Wednesday, October 28, 2020

Iced

Less than 2 minutes away from sweeping No. 1 U-M, a fluke goal tied the game for the Wolverines

January 27, 2008

MSU junior forward Nick Sucharski races Michigan’s defenseman Kevin Quick to the puck. The Spartans tied U-M 2-2 on Saturday at Munn Ice Arena.

Photo by Nichole Hoerner | The State News

A shutout and a tie.

The two polar opposites happened in a dramatic weekend series against No. 1 Michigan.

The MSU hockey team blanked the Wolverines Friday at Yost Ice Arena in Ann Arbor. The last time U-M was shut out at home was Feb. 28, 2003, and the Spartans were to blame.

Less than two minutes away from another victory on Saturday, MSU succumbed to a 2-2 tie game at Munn Ice Arena — a heartbreaking, adrenaline-pumping, white-knuckled defeat.

As the team gears up for the remaining 10 games of the season, the Spartans are battling for the CCHA league title, something they have yet to win.

Déjà vu

Nearly two weeks ago in South Bend, Ind., MSU was ready to leave Notre Dame with a 1-0 victory. But a late third-period goal by Notre Dame’s Ryan Thang at 19:22 snagged the win from the Spartans and forced an overtime — resulting in a 1-1 tie.

Saturday’s game at Munn proved to be a repeat as MSU was about two minutes away from sweeping the top team in the nation, U-M. The Wolverines’ Matt Rust scored the tying goal, which appeared to cross the line after hitting junior forward Matt Schepke’s glove.

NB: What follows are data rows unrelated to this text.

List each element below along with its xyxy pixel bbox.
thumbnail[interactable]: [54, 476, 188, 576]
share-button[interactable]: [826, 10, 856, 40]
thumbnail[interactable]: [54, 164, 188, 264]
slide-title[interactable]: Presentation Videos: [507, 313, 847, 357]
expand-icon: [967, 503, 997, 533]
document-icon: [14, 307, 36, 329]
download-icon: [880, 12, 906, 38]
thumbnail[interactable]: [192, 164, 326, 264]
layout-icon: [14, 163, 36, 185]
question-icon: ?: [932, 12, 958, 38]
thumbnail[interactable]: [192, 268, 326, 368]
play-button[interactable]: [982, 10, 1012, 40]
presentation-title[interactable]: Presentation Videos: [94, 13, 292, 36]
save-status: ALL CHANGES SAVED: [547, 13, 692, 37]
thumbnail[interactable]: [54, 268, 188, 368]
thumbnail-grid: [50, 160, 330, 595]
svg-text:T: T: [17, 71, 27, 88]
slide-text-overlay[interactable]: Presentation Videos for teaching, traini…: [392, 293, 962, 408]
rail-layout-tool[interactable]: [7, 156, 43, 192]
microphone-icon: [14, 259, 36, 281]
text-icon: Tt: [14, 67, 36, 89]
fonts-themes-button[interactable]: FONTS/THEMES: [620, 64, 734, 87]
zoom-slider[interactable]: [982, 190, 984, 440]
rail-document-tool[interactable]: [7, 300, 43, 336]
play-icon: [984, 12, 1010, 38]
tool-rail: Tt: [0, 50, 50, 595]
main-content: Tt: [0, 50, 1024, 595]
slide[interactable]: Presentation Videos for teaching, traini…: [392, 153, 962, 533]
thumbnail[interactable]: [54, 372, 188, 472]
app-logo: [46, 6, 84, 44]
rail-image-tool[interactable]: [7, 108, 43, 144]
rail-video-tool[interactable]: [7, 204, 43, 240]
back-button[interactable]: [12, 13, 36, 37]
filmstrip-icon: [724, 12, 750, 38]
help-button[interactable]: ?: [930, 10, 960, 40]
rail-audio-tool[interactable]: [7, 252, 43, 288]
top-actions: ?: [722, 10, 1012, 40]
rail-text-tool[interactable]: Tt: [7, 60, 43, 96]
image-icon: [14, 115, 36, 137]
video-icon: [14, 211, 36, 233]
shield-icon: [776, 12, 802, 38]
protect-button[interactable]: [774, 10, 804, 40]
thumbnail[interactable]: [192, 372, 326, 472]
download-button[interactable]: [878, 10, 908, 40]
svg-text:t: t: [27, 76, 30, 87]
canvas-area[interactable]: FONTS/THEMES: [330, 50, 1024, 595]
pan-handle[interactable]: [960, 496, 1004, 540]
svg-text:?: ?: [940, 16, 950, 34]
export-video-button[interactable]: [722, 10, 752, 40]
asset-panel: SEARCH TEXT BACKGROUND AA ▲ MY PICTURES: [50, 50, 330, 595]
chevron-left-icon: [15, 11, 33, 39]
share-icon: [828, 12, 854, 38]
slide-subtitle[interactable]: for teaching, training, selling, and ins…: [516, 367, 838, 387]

Rust’s goal broke MSU’s lengthy penalty killing streak of 32 consecutive kills.

“We’re real disappointed,” junior goaltender Jeff Lerg said. “We gave one against Notre Dame, but we kind of shrugged that off and said that’s OK. But I mean, now, we felt we played our game for the whole game. We came out with a lot of intensity. I felt we deserved to win.

“To throw it away like that was just disappointing. ... We were 1:38 away from putting ourselves in the driver’s seat again.”

Losing a victory just seconds from the end of a game is frustrating but it’s not just one player’s fault, Lerg added.

“It’s not the first time anyone’s scored on their own net before,” he said. “You never know, (Schepke) could have the game winner against Michigan next time.”

“It’s a matter of interpretation”

The Spartans had an almost-goal that hit the post in the third period. The play went under review and referees determined the puck had not crossed the line.

A few minutes later, the Wolverines picked up their tying goal. MSU head coach Rick Comley vehemently protested, saying sophomore defenseman Michael Ratchuk had been cross-checked from behind and a penalty should have been called.

U-M head coach Red Berenson said it’s all about how officials perceive play.

“It’s disappointing the way the penalties were called,” Berenson said. “It’s pretty vague. What’s a penalty and what’s not a penalty is a matter of interpretation.”